Predictor variable has the correlation value of -0.98 to the binary response (with classes 1 and 2). However, logistic regression coefficient come out to be insignificant. The residual deviance of the model is also significantly low. What can be the reason behind this? How is it possible to have a model with significant coefficients? The code and output is below.

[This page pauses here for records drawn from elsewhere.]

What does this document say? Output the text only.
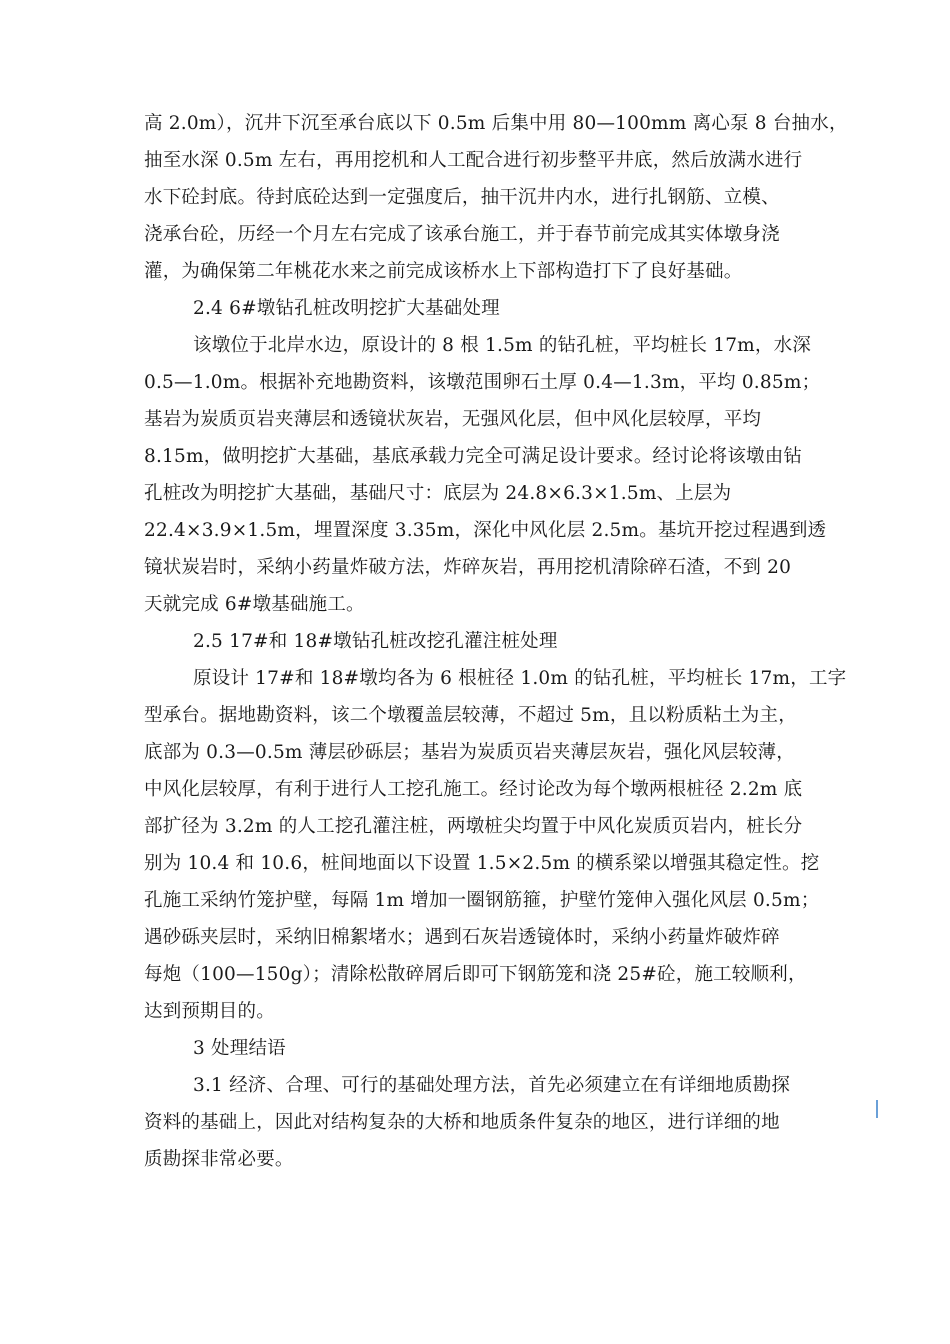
高 2.0m），沉井下沉至承台底以下 0.5m 后集中用 80—100mm 离心泵 8 台抽水，
抽至水深 0.5m 左右，再用挖机和人工配合进行初步整平井底，然后放满水进行
水下砼封底。待封底砼达到一定强度后，抽干沉井内水，进行扎钢筋、立模、
浇承台砼，历经一个月左右完成了该承台施工，并于春节前完成其实体墩身浇
灌，为确保第二年桃花水来之前完成该桥水上下部构造打下了良好基础。
2.4 6#墩钻孔桩改明挖扩大基础处理
该墩位于北岸水边，原设计的 8 根 1.5m 的钻孔桩，平均桩长 17m，水深
0.5—1.0m。根据补充地勘资料，该墩范围卵石土厚 0.4—1.3m，平均 0.85m；
基岩为炭质页岩夹薄层和透镜状灰岩，无强风化层，但中风化层较厚，平均
8.15m，做明挖扩大基础，基底承载力完全可满足设计要求。经讨论将该墩由钻
孔桩改为明挖扩大基础，基础尺寸：底层为 24.8×6.3×1.5m、上层为
22.4×3.9×1.5m，埋置深度 3.35m，深化中风化层 2.5m。基坑开挖过程遇到透
镜状炭岩时，采纳小药量炸破方法，炸碎灰岩，再用挖机清除碎石渣，不到 20
天就完成 6#墩基础施工。
2.5 17#和 18#墩钻孔桩改挖孔灌注桩处理
原设计 17#和 18#墩均各为 6 根桩径 1.0m 的钻孔桩，平均桩长 17m，工字
型承台。据地勘资料，该二个墩覆盖层较薄，不超过 5m，且以粉质粘土为主，
底部为 0.3—0.5m 薄层砂砾层；基岩为炭质页岩夹薄层灰岩，强化风层较薄，
中风化层较厚，有利于进行人工挖孔施工。经讨论改为每个墩两根桩径 2.2m 底
部扩径为 3.2m 的人工挖孔灌注桩，两墩桩尖均置于中风化炭质页岩内，桩长分
别为 10.4 和 10.6，桩间地面以下设置 1.5×2.5m 的横系梁以增强其稳定性。挖
孔施工采纳竹笼护壁，每隔 1m 增加一圈钢筋箍，护壁竹笼伸入强化风层 0.5m；
遇砂砾夹层时，采纳旧棉絮堵水；遇到石灰岩透镜体时，采纳小药量炸破炸碎
每炮（100—150g）；清除松散碎屑后即可下钢筋笼和浇 25#砼，施工较顺利，
达到预期目的。
3 处理结语
3.1 经济、合理、可行的基础处理方法，首先必须建立在有详细地质勘探
资料的基础上，因此对结构复杂的大桥和地质条件复杂的地区，进行详细的地
质勘探非常必要。
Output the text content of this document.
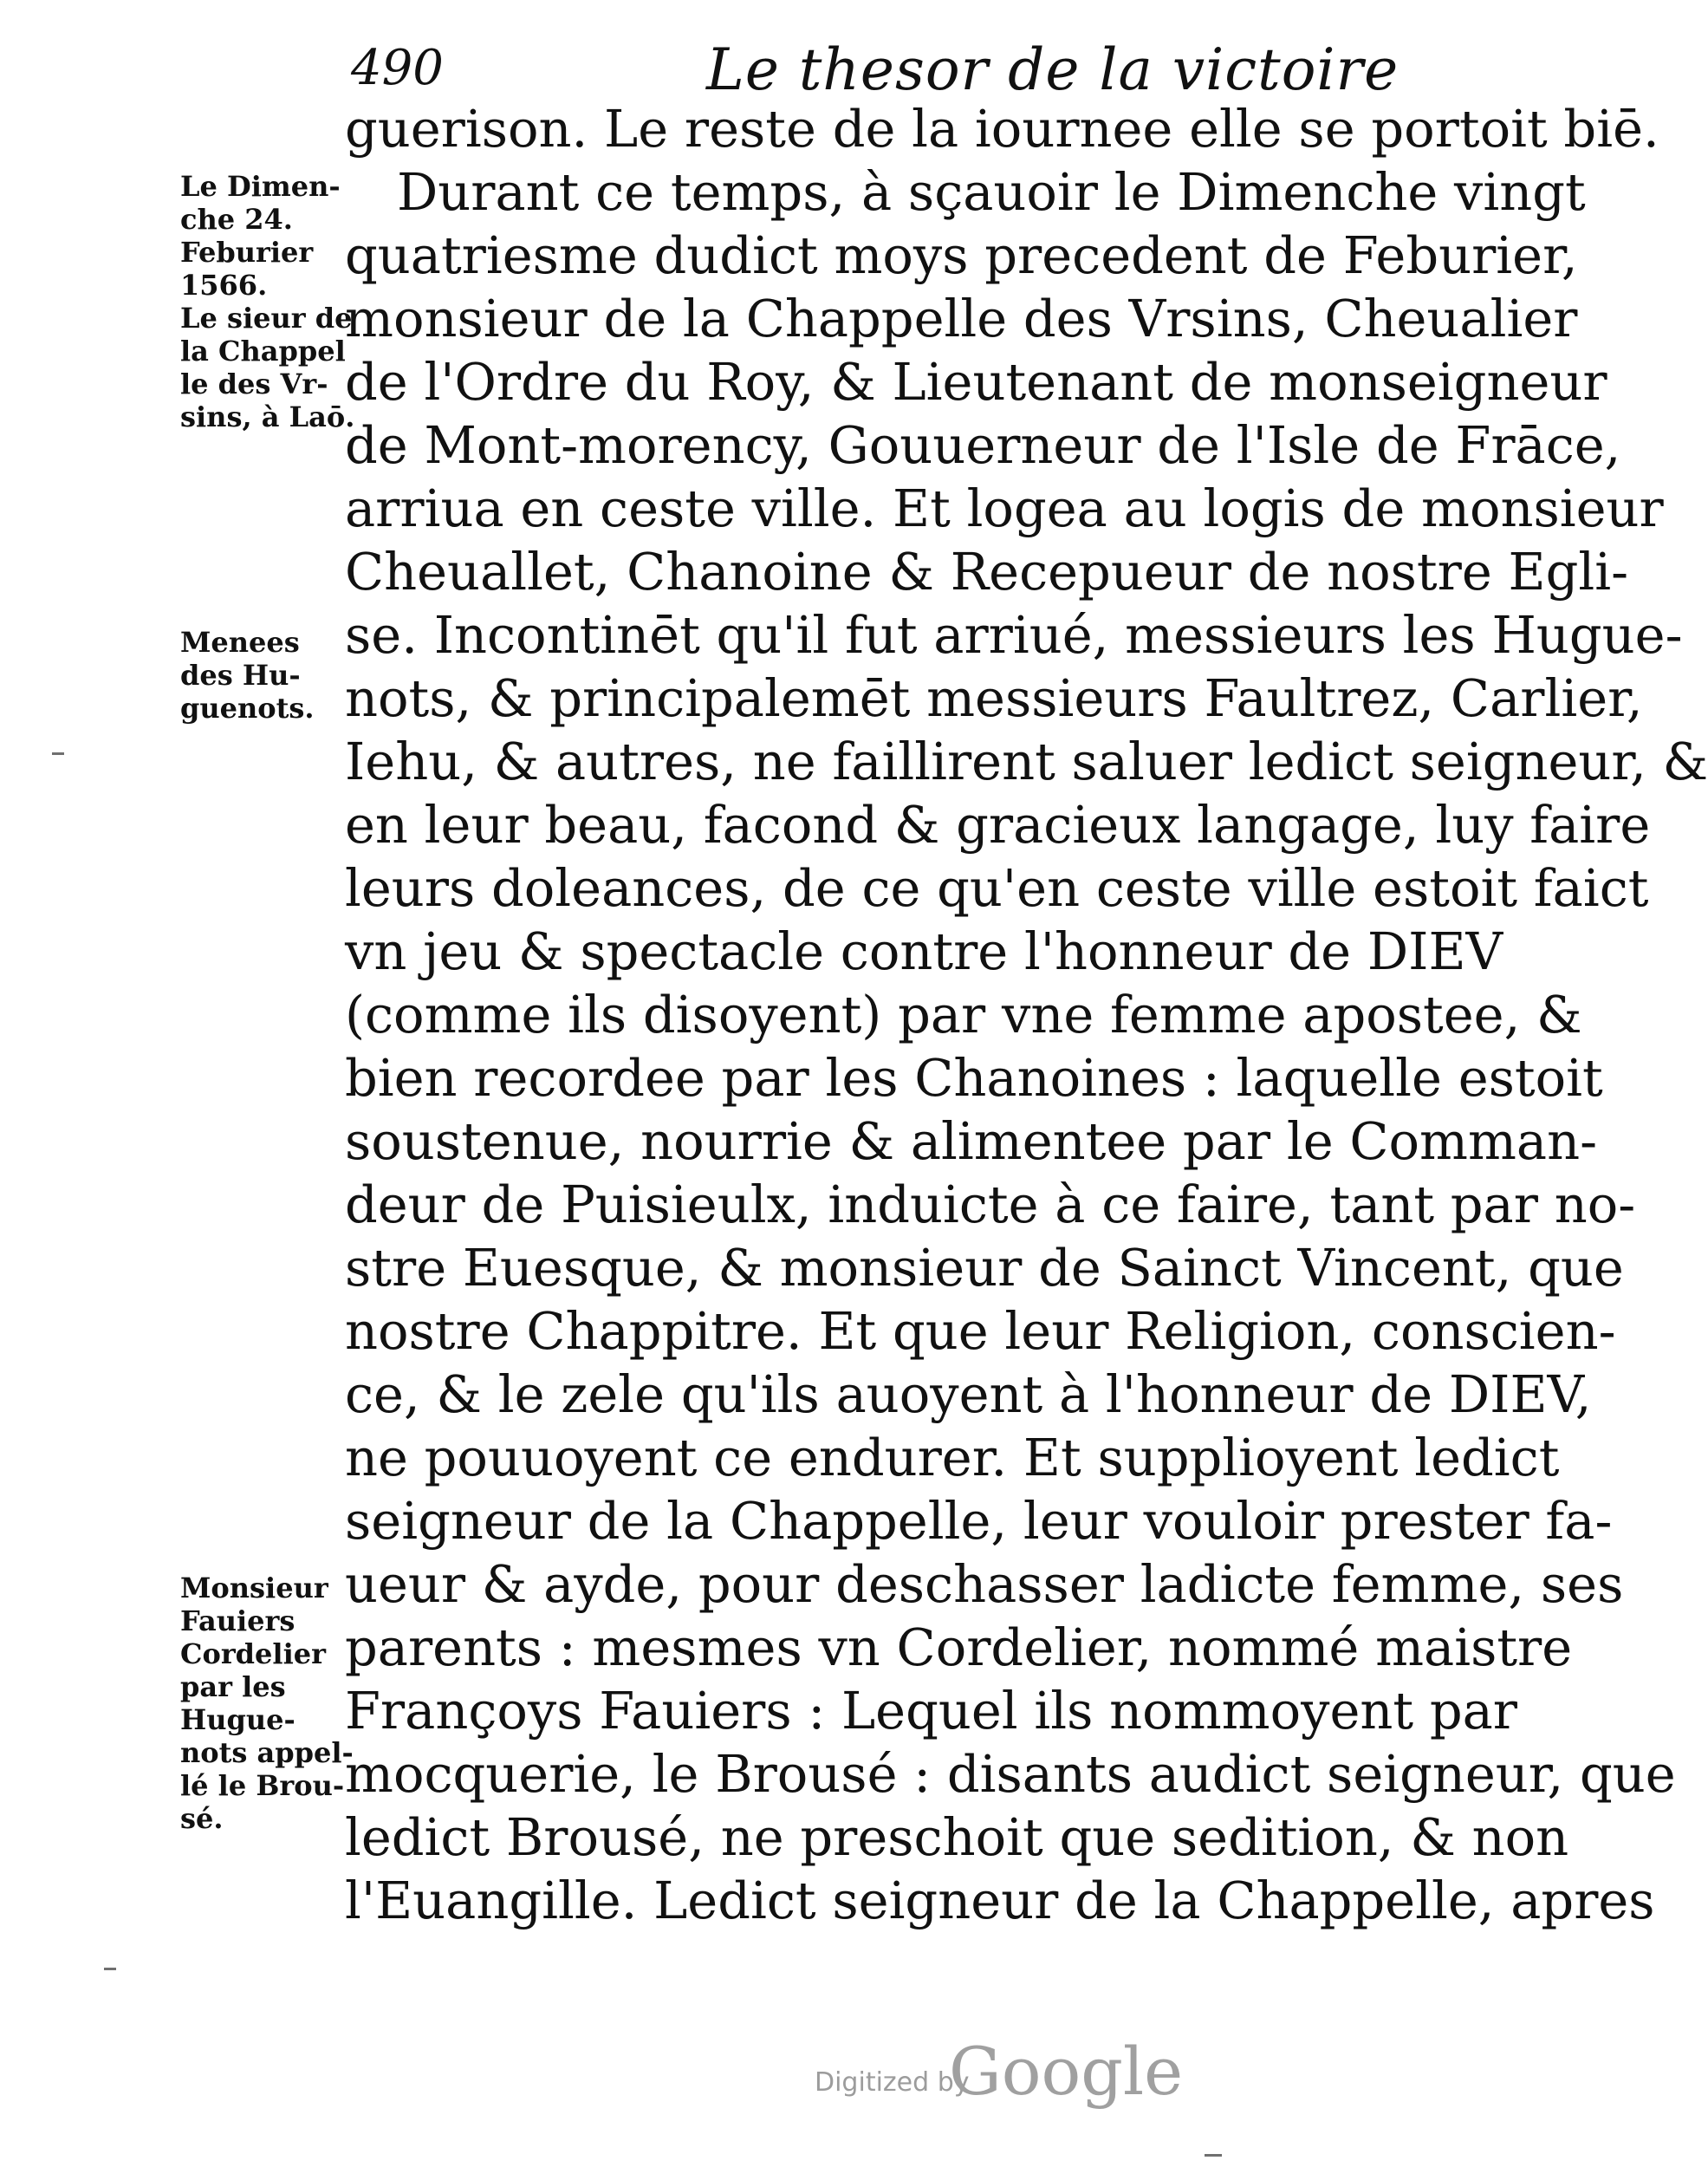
490	Le thesor de la victoire
Le Dimen-
che 24.
Feburier
1566.
Le sieur de
la Chappel
le des Vr-
sins, à Laō.
Menees
des Hu-
guenots.
Monsieur
Fauiers
Cordelier
par les
Hugue-
nots appel-
lé le Brou-
sé.
guerison. Le reste de la iournee elle se portoit biē.
Durant ce temps, à sçauoir le Dimenche vingt
quatriesme dudict moys precedent de Feburier,
monsieur de la Chappelle des Vrsins, Cheualier
de l'Ordre du Roy, & Lieutenant de monseigneur
de Mont-morency, Gouuerneur de l'Isle de Frāce,
arriua en ceste ville. Et logea au logis de monsieur
Cheuallet, Chanoine & Recepueur de nostre Egli-
se. Incontinēt qu'il fut arriué, messieurs les Hugue-
nots, & principalemēt messieurs Faultrez, Carlier,
Iehu, & autres, ne faillirent saluer ledict seigneur, &
en leur beau, facond & gracieux langage, luy faire
leurs doleances, de ce qu'en ceste ville estoit faict
vn jeu & spectacle contre l'honneur de DIEV
(comme ils disoyent) par vne femme apostee, &
bien recordee par les Chanoines : laquelle estoit
soustenue, nourrie & alimentee par le Comman-
deur de Puisieulx, induicte à ce faire, tant par no-
stre Euesque, & monsieur de Sainct Vincent, que
nostre Chappitre. Et que leur Religion, conscien-
ce, & le zele qu'ils auoyent à l'honneur de DIEV,
ne pouuoyent ce endurer. Et supplioyent ledict
seigneur de la Chappelle, leur vouloir prester fa-
ueur & ayde, pour deschasser ladicte femme, ses
parents : mesmes vn Cordelier, nommé maistre
Françoys Fauiers : Lequel ils nommoyent par
mocquerie, le Brousé : disants audict seigneur, que
ledict Brousé, ne preschoit que sedition, & non
l'Euangille. Ledict seigneur de la Chappelle, apres
Digitized by
Google
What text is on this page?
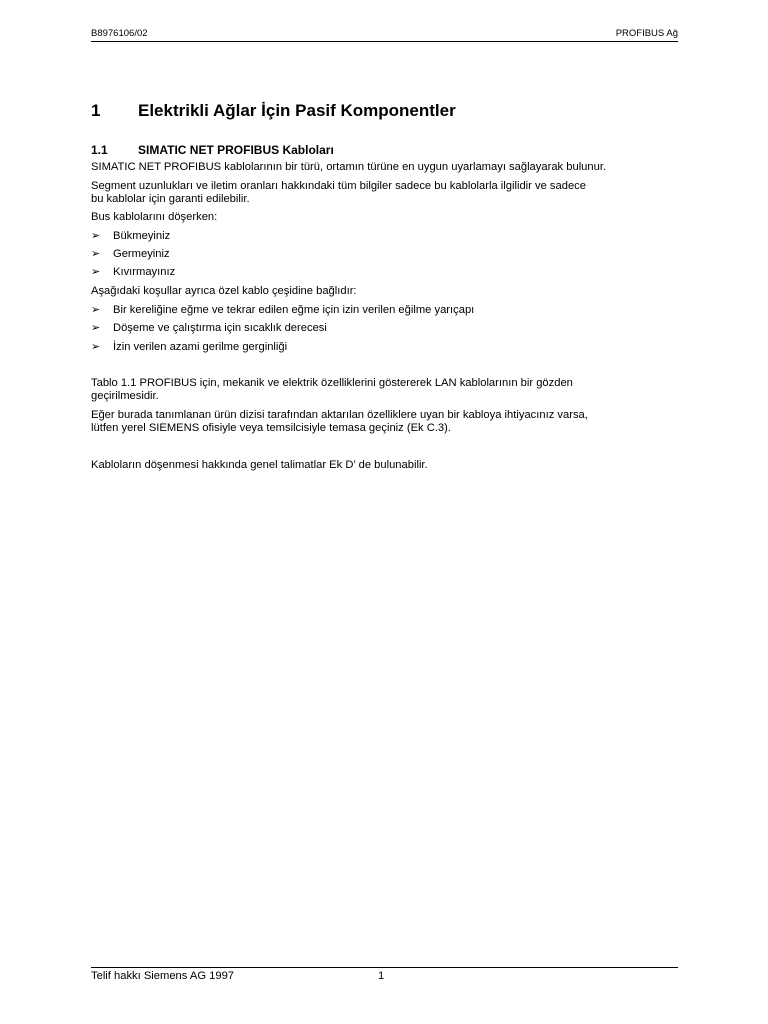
B8976106/02	PROFIBUS Ağ
1 Elektrikli Ağlar İçin Pasif Komponentler
1.1	SIMATIC NET PROFIBUS Kabloları
SIMATIC NET PROFIBUS kablolarının bir türü, ortamın türüne en uygun uyarlamayı sağlayarak bulunur.
Segment uzunlukları ve iletim oranları hakkındaki tüm bilgiler sadece bu kablolarla ilgilidir ve sadece
bu kablolar için garanti edilebilir.
Bus kablolarını döşerken:
➢ Bükmeyiniz
➢ Germeyiniz
➢ Kıvırmayınız
Aşağıdaki koşullar ayrıca özel kablo çeşidine bağlıdır:
➢ Bir kereliğine eğme ve tekrar edilen eğme için izin verilen eğilme yarıçapı
➢ Döşeme ve çalıştırma için sıcaklık derecesi
➢ İzin verilen azami gerilme gerginliği
Tablo 1.1 PROFIBUS için, mekanik ve elektrik özelliklerini göstererek LAN kablolarının bir gözden
geçirilmesidir.
Eğer burada tanımlanan ürün dizisi tarafından aktarılan özelliklere uyan bir kabloya ihtiyacınız varsa,
lütfen yerel SIEMENS ofisiyle veya temsilcisiyle temasa geçiniz (Ek C.3).
Kabloların döşenmesi hakkında genel talimatlar Ek D’ de bulunabilir.
Telif hakkı Siemens AG 1997	1
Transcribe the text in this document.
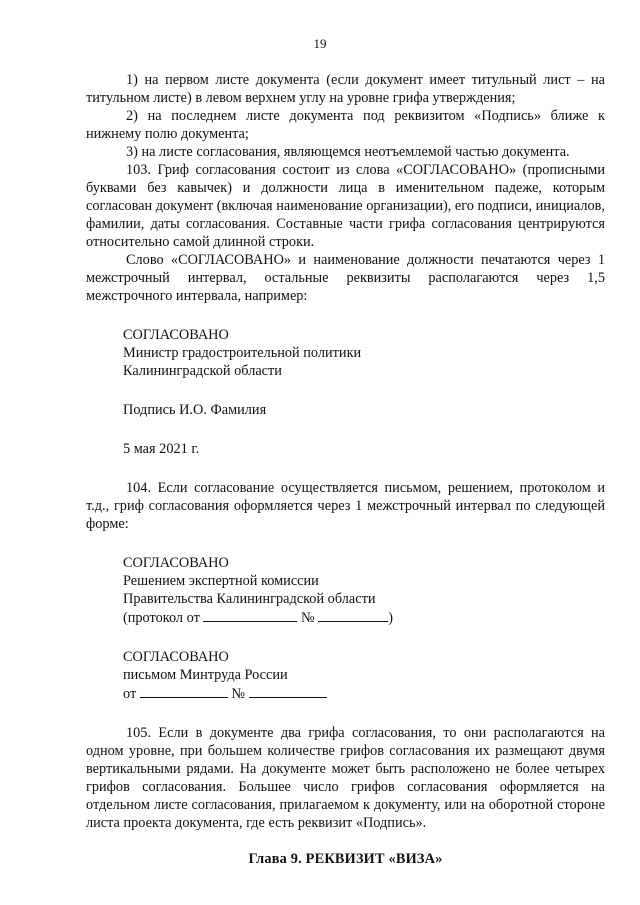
19

1) на первом листе документа (если документ имеет титульный лист – на титульном листе) в левом верхнем углу на уровне грифа утверждения;

2) на последнем листе документа под реквизитом «Подпись» ближе к нижнему полю документа;

3) на листе согласования, являющемся неотъемлемой частью документа.

103. Гриф согласования состоит из слова «СОГЛАСОВАНО» (прописными буквами без кавычек) и должности лица в именительном падеже, которым согласован документ (включая наименование организации), его подписи, инициалов, фамилии, даты согласования. Составные части грифа согласования центрируются относительно самой длинной строки.

Слово «СОГЛАСОВАНО» и наименование должности печатаются через 1 межстрочный интервал, остальные реквизиты располагаются через 1,5 межстрочного интервала, например:

СОГЛАСОВАНО
Министр градостроительной политики
Калининградской области
Подпись И.О. Фамилия
5 мая 2021 г.

104. Если согласование осуществляется письмом, решением, протоколом и т.д., гриф согласования оформляется через 1 межстрочный интервал по следующей форме:

СОГЛАСОВАНО
Решением экспертной комиссии
Правительства Калининградской области
(протокол от	№	)
СОГЛАСОВАНО
письмом Минтруда России
от	№

105. Если в документе два грифа согласования, то они располагаются на одном уровне, при большем количестве грифов согласования их размещают двумя вертикальными рядами. На документе может быть расположено не более четырех грифов согласования. Большее число грифов согласования оформляется на отдельном листе согласования, прилагаемом к документу, или на оборотной стороне листа проекта документа, где есть реквизит «Подпись».

Глава 9. РЕКВИЗИТ «ВИЗА»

fit <- glm(blType==1 ~ gammaSupRatio, family = binomial(link = "logit"), data = df)
summary(fit)
Call:
glm(formula = blType == 1 ~ gammaSupRatio, family = binomial(link = "logit"),
data = df)
Deviance Residuals:
Min 1Q Median 3Q Max
-0.15354 -0.15354 0.00002 0.00002 2.98214
Coefficients:
Estimate Std. Error z value Pr(>|z|)
(Intercept) -4.4348 0.5808 -7.636 2.24e-14 ***
gammaSupRatio 18.0006 2008.1727 0.009 0.993
Signif. codes: 0 '*' 0.001 '' 0.01 '*' 0.05 '.' 0.1 ' ' 1
(Dispersion parameter for binomial family taken to be 1)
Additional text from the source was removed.